In the early 1960s Williams was an active member of the Gaitskellite Campaign for Democratic Socialism. On 10 October 1960 Williams issued a statement (with Julius Gould) in support of the Labour Party leader Hugh Gaitskell:

We, the undersigned Labour Party members and supporters, wholeheartedly support the position taken by Mr. Gaitskell in the Labour Party conference debate on defence and his opposition to a policy of unilateral disarmament or neutralism for Britain. We urge the Parliamentary Labour Party to support their leader in the stand which he has taken.

The 62 signatories to the statement included Janet Vaughan, A. J. Ayer, J. A. G. Griffith, H. L. A. Hart, Stuart Hampshire and William A. Robson.

Roy Jenkins had originally planned to write Gaitskell's official biography but in 1968 he had to abandon it due to his commitments as a government minister. Gaitskell's literary executors (Jenkins and Anthony Crosland), with the agreement of Gaitskell's widow, then asked Williams to write it. Williams' biography of Gaitskell eventually appeared in 1979 and, according to The Times, "it was acknowledged as a masterly political biography". F. M. Leventhal claimed that it "will long remain the definitive assessment of Labour politics between 1951 and 1963". Henry Pelling claimed that it was "the fullest account ever published of the Bevanite split in 1951, of the struggle for unilateral nuclear disarmament, and of Labour's initial reactions to the proposal to enter the European Common Market".

In 1981 he signed the Limehouse Declaration and joined the Social Democratic Party.

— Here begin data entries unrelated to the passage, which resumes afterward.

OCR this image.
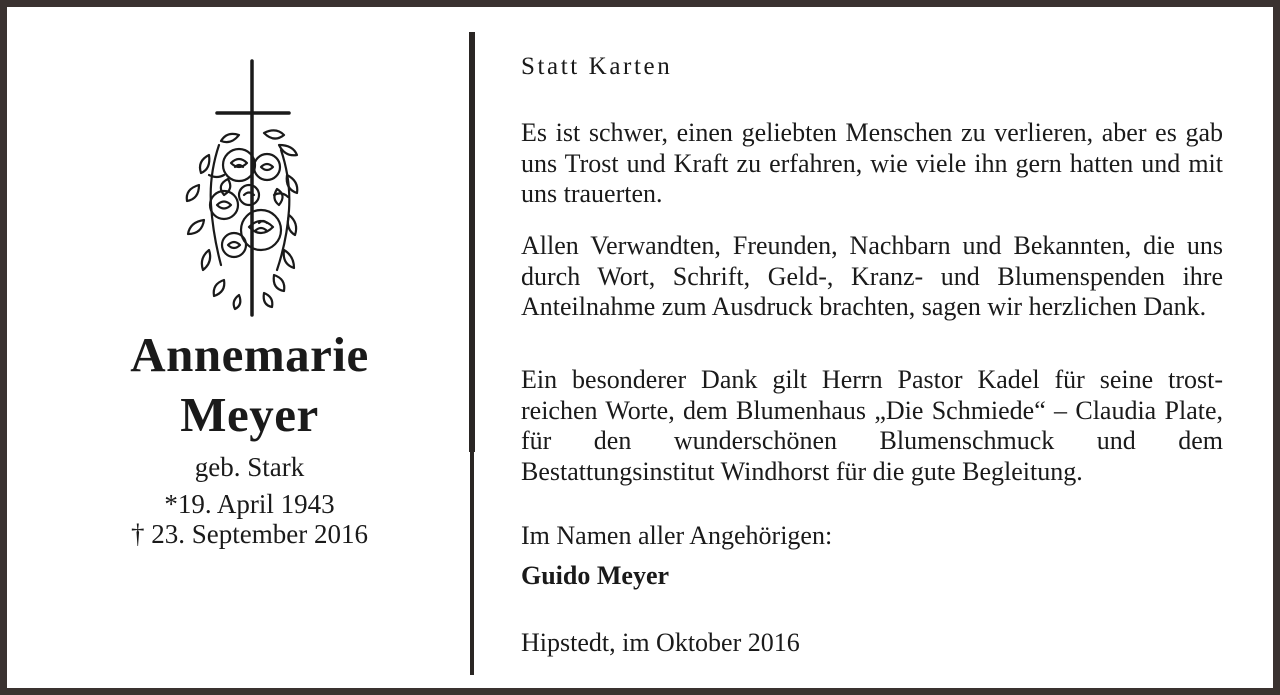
Annemarie
Meyer
geb. Stark
*19. April 1943
† 23. September 2016
Statt Karten

Es ist schwer, einen geliebten Menschen zu verlieren, aber es gab uns Trost und Kraft zu erfahren, wie viele ihn gern hatten und mit uns trauerten.

Allen Verwandten, Freunden, Nachbarn und Bekannten, die uns durch Wort, Schrift, Geld-, Kranz- und Blumenspenden ihre Anteilnahme zum Ausdruck brachten, sagen wir herzlichen Dank.

Ein besonderer Dank gilt Herrn Pastor Kadel für seine trost-reichen Worte, dem Blumenhaus „Die Schmiede“ – Claudia Plate, für den wunderschönen Blumenschmuck und dem Bestattungsinstitut Windhorst für die gute Begleitung.

Im Namen aller Angehörigen:
Guido Meyer
Hipstedt, im Oktober 2016
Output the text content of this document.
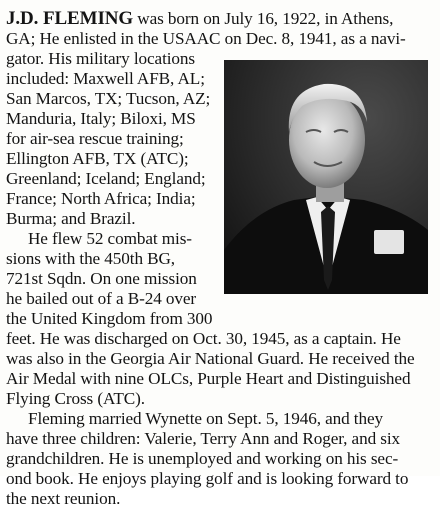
J.D. FLEMING was born on July 16, 1922, in Athens,
GA; He enlisted in the USAAC on Dec. 8, 1941, as a navi-
gator. His military locations
included: Maxwell AFB, AL;
San Marcos, TX; Tucson, AZ;
Manduria, Italy; Biloxi, MS
for air-sea rescue training;
Ellington AFB, TX (ATC);
Greenland; Iceland; England;
France; North Africa; India;
Burma; and Brazil.
He flew 52 combat mis-
sions with the 450th BG,
721st Sqdn. On one mission
he bailed out of a B-24 over
the United Kingdom from 300
feet. He was discharged on Oct. 30, 1945, as a captain. He
was also in the Georgia Air National Guard. He received the
Air Medal with nine OLCs, Purple Heart and Distinguished
Flying Cross (ATC).
Fleming married Wynette on Sept. 5, 1946, and they
have three children: Valerie, Terry Ann and Roger, and six
grandchildren. He is unemployed and working on his sec-
ond book. He enjoys playing golf and is looking forward to
the next reunion.
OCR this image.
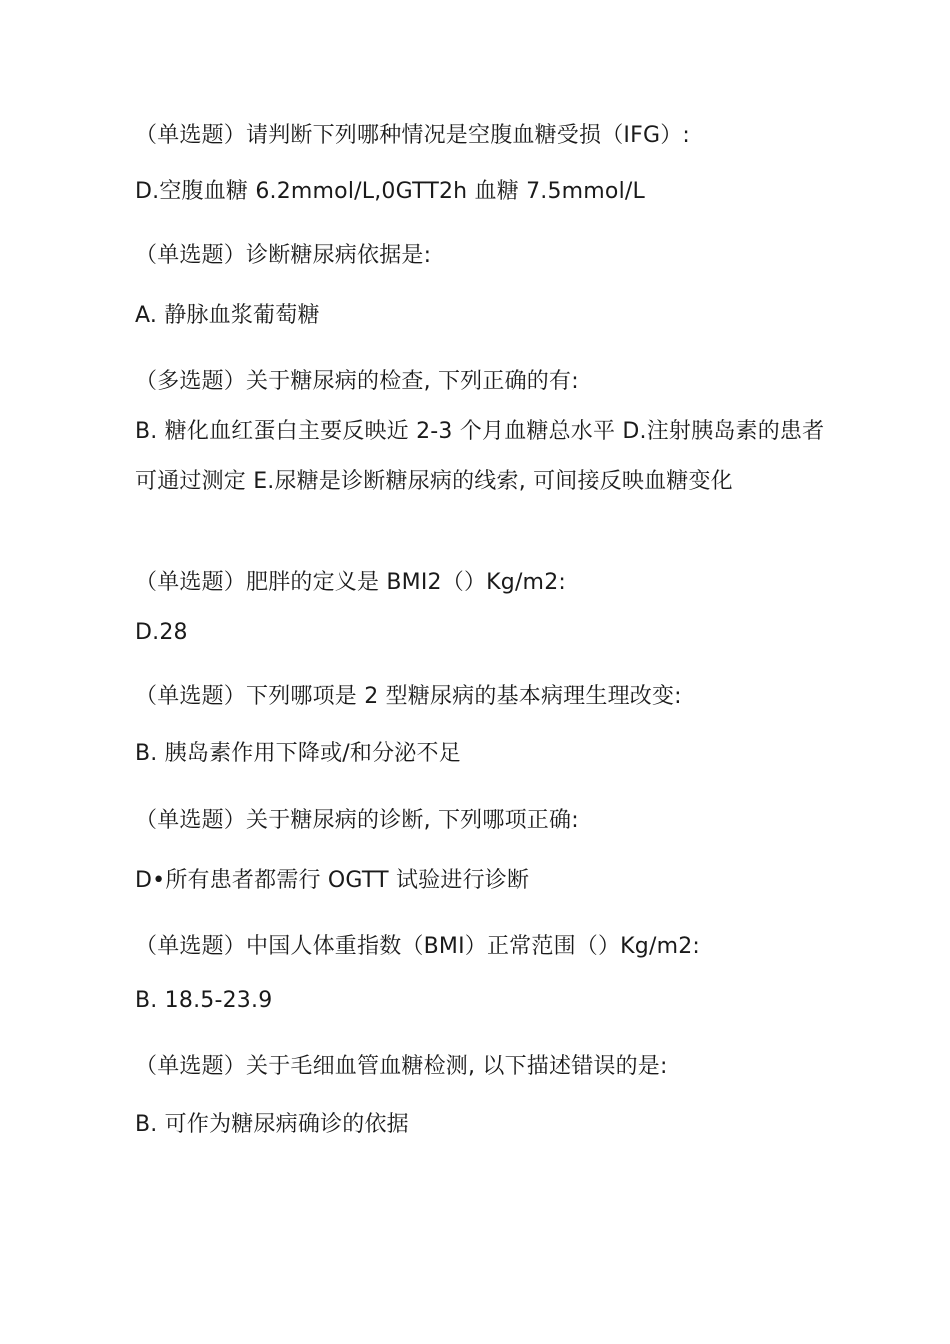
（单选题）请判断下列哪种情况是空腹血糖受损（IFG）:
D.空腹血糖 6.2mmol/L,0GTT2h 血糖 7.5mmol/L
（单选题）诊断糖尿病依据是:
A. 静脉血浆葡萄糖
（多选题）关于糖尿病的检查, 下列正确的有:
B. 糖化血红蛋白主要反映近 2-3 个月血糖总水平 D.注射胰岛素的患者可通过测定 E.尿糖是诊断糖尿病的线索, 可间接反映血糖变化
（单选题）肥胖的定义是 BMI2（）Kg/m2:
D.28
（单选题）下列哪项是 2 型糖尿病的基本病理生理改变:
B. 胰岛素作用下降或/和分泌不足
（单选题）关于糖尿病的诊断, 下列哪项正确:
D•所有患者都需行 OGTT 试验进行诊断
（单选题）中国人体重指数（BMI）正常范围（）Kg/m2:
B. 18.5-23.9
（单选题）关于毛细血管血糖检测, 以下描述错误的是:
B. 可作为糖尿病确诊的依据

Williams was elected a Fellow of the British Academy in 1983.

==Works==
- Politics in Post-War France: Parties and the Constitution in the Fourth Republic (London: Longmans, 1954; 2nd edn. 1961).
- De Gaulle's Republic (London: Longmans, 1962).
- Crisis and Compromise: Politics in the Fourth Republic (New York: Archon Books, 1964).
- The French Parliament: Politics in the Fifth Republic (New York: F. A. Praeger, 1968).
- Hugh Gaitskell (London: Jonathan Cape, 1979).